Но Бенчика было уже не остановить.
— Вероника, — презрительно прошипел Бенчик. — Как вам это в голову пришло? Айзик и Суламифь назвали девочку Береникой. Хотите сделать ее вылитой Голь? Но она не ваша. Разве ты не видишь — она другая. Понимаешь, другая!
Больше он со мной о моем отце не говорил. И когда я пыталась из него хоть что-нибудь выманить, Бенчик, мрачнея, нехотя цедил:
— Я поклялся Хане памятью своей мамы, что буду молчать.
И вот я у стены Плача. Рядом солдатик с автоматом в форме израильской армии. В его печальных еврейских глазах — скорбь всего мира. Но округлое курносое лицо несет на себе неизгладимую печать славянской крови. На миг наши глаза встречаются, и мы узнаем в друг друге соплеменника из рода неприкаянных.
— Фром Рашен? — осторожно спрашивает солдатик и, не дожидаясь ответа. — Не из Рязани случайно? — И в его голосе такая щемящая тоска, что у меня сжимается сердце.

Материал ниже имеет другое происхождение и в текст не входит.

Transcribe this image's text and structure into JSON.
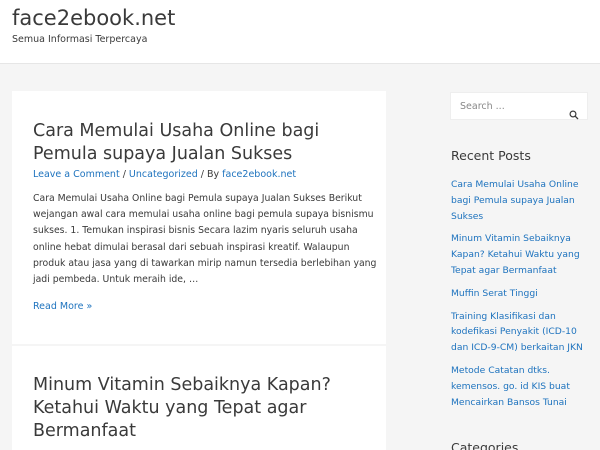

А рядом — набожные евреи в лапсердаках с густыми пейсами-локонами в черных шляпах, сбитых на затылок от жары и хасиды-харидим в белых чулках и шапках с меховой опушкой, и старички с копилками для подаяния на восстановление Храма. И над всем этим — жгучее, неумолимое солнце Иудеи. Я подхожу к Стене, выложенной из крупных сероватых тесаных камней, испещренных кое-где оспинами выстрелов. Между неплотно пригнанными камнями — щели. В некоторых из них цепкая природа, забросив свои семена, дала жизнь курчавым побегам травы и упрямому вьюнку. А вокруг — молящиеся. Одна из женщин выразительно показывает мне на голову. И я, спохватившись, достаю из сумки ветхую, расползающуюся в руках, косынку Ханы. Здесь, в Иерусалиме, она всегда со мной. «Слышишь, Бенчик, — шепчу я, — вот мы с тобой и у Стены Плача». И мой голос сплетается с гулом молитв, которую каждый здесь творит на свой лад. Я долго стою потупившись. В потной руке у меня — записка. О чем мне просить Его? О вечном покое тех, кого уже нет на этой земле? Или о вразумлении нас, чей жизненный путь еще не кончен?